We are excited to announce the latest release! DataClarity 2020.5 brings significant enhancements and exciting new capabilities such as datasets certification, data cleaning, scalar script function for data science, user activities audit, and more. Let’s take a look at this major release.
To help data analysts find datasets that are trusted and recommended for their analysis, you can certify the datasets. For best search results, only certify the datasets that are valuable and considered the official source of enterprise information. Datasets certification ensures the data is reliable and can be used across the organization.
Before performing this task, confirm that users have the dedicated permission to certify datasets, granted in Access Manager. If you can certify datasets, you can find the Certify option under the More actions menu for the dataset. Users can mark datasets as certified by selecting the Certify this dataset check box. In addition, you can add a note about the certification status with descriptive information.
Certified datasets appear with a green check mark over the dataset icon. Hovering over the certification icon will reveal a tooltip with the certification information. The tooltip also shows who certified the dataset and the date and time of the certification.
Each change to the previously certified dataset removes its certification, and as a result, will require the dataset’s recertification. If multiple users are certifying a dataset at the same time, the last saved changes are applied.
Datasets export and import
In this release, dataset management capabilities include the options for dataset export and import. This way, users can save time and reuse the datasets in different environments.

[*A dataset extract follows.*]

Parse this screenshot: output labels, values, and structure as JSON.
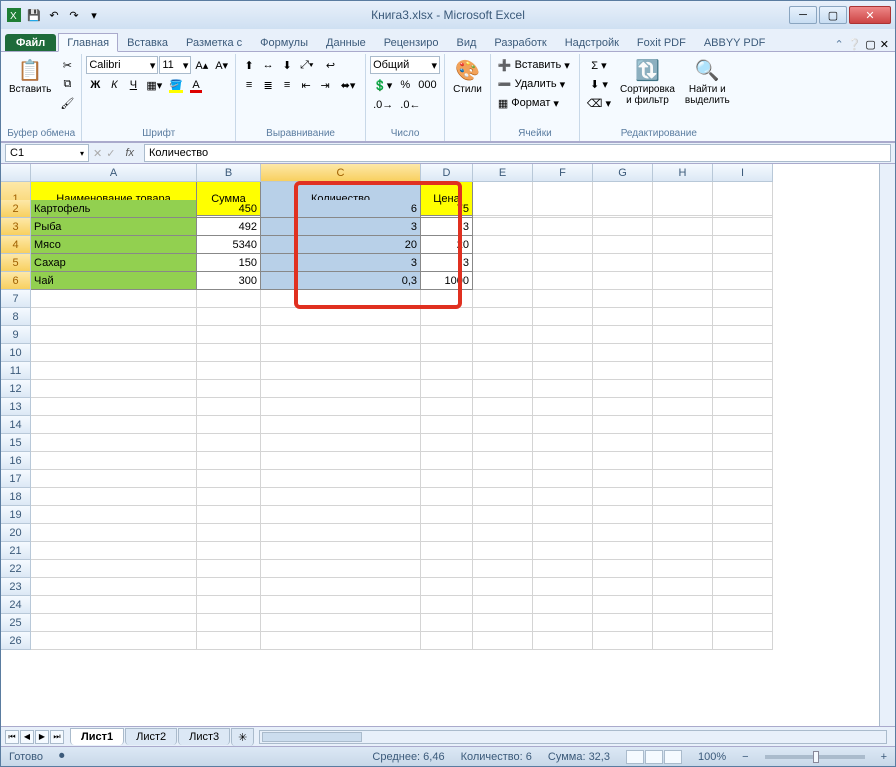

To export a dataset, in the Datasets pane, select the dataset, and under the More actions menu, click Export. The dataset with all underlying data sources, connections, and AI connections will be then saved into a ZIP file.
To import a dataset, you will need to upload a corresponding ZIP file. In the Datasets pane, clicking the Import button will open the dialog for the file import. You can specify whether to overwrite the dataset if the same element has already been imported previously. If the same dataset already exists, then the dataset will not be imported.
Tags are keywords that you can add to your datasets to help users better categorize and find datasets. When searching for datasets, users can now use tags for their search criteria.
Datasets can include two types of tags:
- Public tags — Automatically visible within a tenant so that other users may reuse the same tags for their datasets. For a shared dataset, public tags are available to all recipients, in view mode.
- Private tags — Visible only for the user who created them.
A range of data cleaning functions is now included in the column menu to help dataset modelers ensure data accuracy and consistency. The Clean column menu contains the following data cleaning options: Format, Remove, Replace, Trim, and Concatenate.
The Format menu allows you to convert all the column values to uppercase, lowercase, or capitalize the first letter. Formatting can be a great time-saver to ensure consistency in values naming and capitalization.
Remove unnecessary values
You can quickly remove NULLs, blank values, and punctuation marks of your choice by using the Remove option for the string column types.
For the numeric type of data, the available options allow you to remove NULLs, zero values, or negative values.
Replace NULLs or any specified value
In the new Replace column option, you can replace all the occurrences of the NULL or any specified value with another value. This option can be also used to correct spelling errors.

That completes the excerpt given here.